Le concept de Zeitung revient autant à la chorégraphe flamande qu'au pianiste Alain Franco, présent sur scène. Il y interprète des musiques de Bach et (un peu) Schönberg entrecoupées par des enregistrements d'impressionnantes pièces orchestrales de Webern. Tout repose sur la rencontre, l'échange, la juxtaposition de la danse et de la musique. Sans qu'un signifiant extérieur (enfin une absence de message !) ne vienne alourdir le propos. Tout est subtil, simple, épuré, bref absolument moderne dans l'esthétique proposée. De quoi me réjouir au plus haut point.

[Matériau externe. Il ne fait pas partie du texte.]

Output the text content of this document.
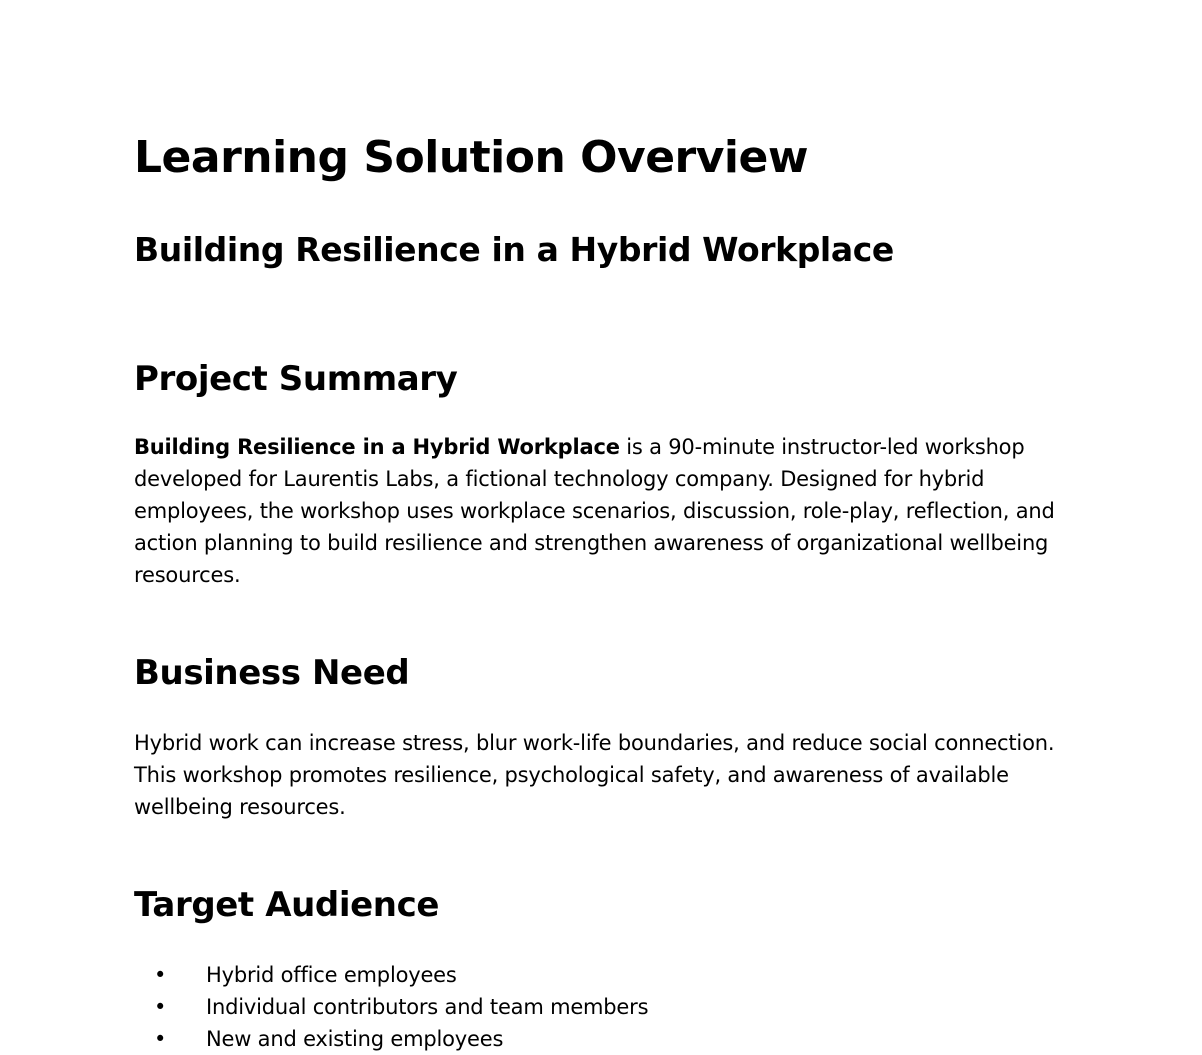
Learning Solution Overview
Building Resilience in a Hybrid Workplace
Project Summary

Building Resilience in a Hybrid Workplace is a 90-minute instructor-led workshop developed for Laurentis Labs, a fictional technology company. Designed for hybrid employees, the workshop uses workplace scenarios, discussion, role-play, reflection, and action planning to build resilience and strengthen awareness of organizational wellbeing resources.

Business Need

Hybrid work can increase stress, blur work-life boundaries, and reduce social connection. This workshop promotes resilience, psychological safety, and awareness of available wellbeing resources.

Target Audience
• Hybrid office employees
• Individual contributors and team members
• New and existing employees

Avant même qu'il ne débute, le spectacle donne à voir la scène du Théâtre de la Ville nue, désossée, avec les murs des coulisses, les mécanismes d'élévation des décors, les lances incendies apparents. Pendant que le public s'installe les neuf danseurs de la compagnie Rosas et le pianiste se placent sur le bord du plateau attendant le moment propice pour commencer. A peine l'intensité lumineuse faiblit-elle qu'un couple de danseurs rejoint le centre de la scène et entame des mouvements, sans musique. L'homme semble jouer du yoyo avec le corps de la femme : son bras enlace et désenlace continuellement sa partenaire, dans un jeu permanent d'enroulement et déroulement des corps, de prise de possession de l'espace et, surtout, du temps. Fluidité des gestes et art du contrepoint en légères saccades mécaniques, comme pour annoncer la musique de Bach, à venir. C'est toutefois celle de Webern qui entame le spectacle. Durant toute la durée de celui-ci, les interactions entre danse et musique seront intenses, mais sur une multitude de registres qui maintient l'attention fermement à l'affut. Parfois les corps soulignent la structure des compositions, parfois des discours juxtaposés présentent des correspondances furtives comme pour mettre en lumière la magie de l'instant précis de la rencontre. A propos de lumière, le jeu sur celles-ci, dû à Jan Joris Lamers, apporte une troisième dimension à cette création, proposant lui aussi ses propres rythmes, ses accompagnements occasionnels et ses ruptures subites, mais toujours avec un souci d'économie (on reste dans le contraste épuré du blanc et du noir).
Le discours des danseurs (cinq femmes et quatre hommes) s'articule en solos, duos, trios, quatuors et mouvements d'ensemble qui renouvellent constamment l'intérêt. La chorégraphe dit avoir laissé une large place à l'improvisation, autour d'un langage corporel travaillé à partir des propositions des danseurs lors des répétitions. Les sourires, et mêmes les rires, de ceux qui ne participent pas activement à l'action (mais qui restent quand même présents sur le bord du plateau) semblent souligner ces gestes inattendus. Le langage esthétique reste tout de même unifié autour de propositions fortes qui allient une certaine austérité (ni fioriture ni excès de signifiant) servie par des courbes générales des membres déliées et des saccades de certaines charnières (cou, poignets, hanches...) qui maintiennent un équilibre aussi précaire que magnifique. Accélérations, décélérations, silence et mouvements, statisme et musique, répétition des mêmes gestes sur des contextes sonores distincts... Tout est dans cette idée de tension maîtrisée qui ma plaît tant en art.
A la sortie - et cela dure le lendemain - il reste des images fortes, des séquences bien incrustées dans la mémoire, et l'impression d'une rencontre parfaite de l'esprit et du corps, de l'abstraction de la musique et de l'incarnation de la danse. Du coup, j'attends avec impatience la soirée autour de Steve Reich proposée par Rosas et l'ensemble Ictus dans un mois à Nanterre (reprise d'un programme présenté au Théâtre de la Ville la saison dernière).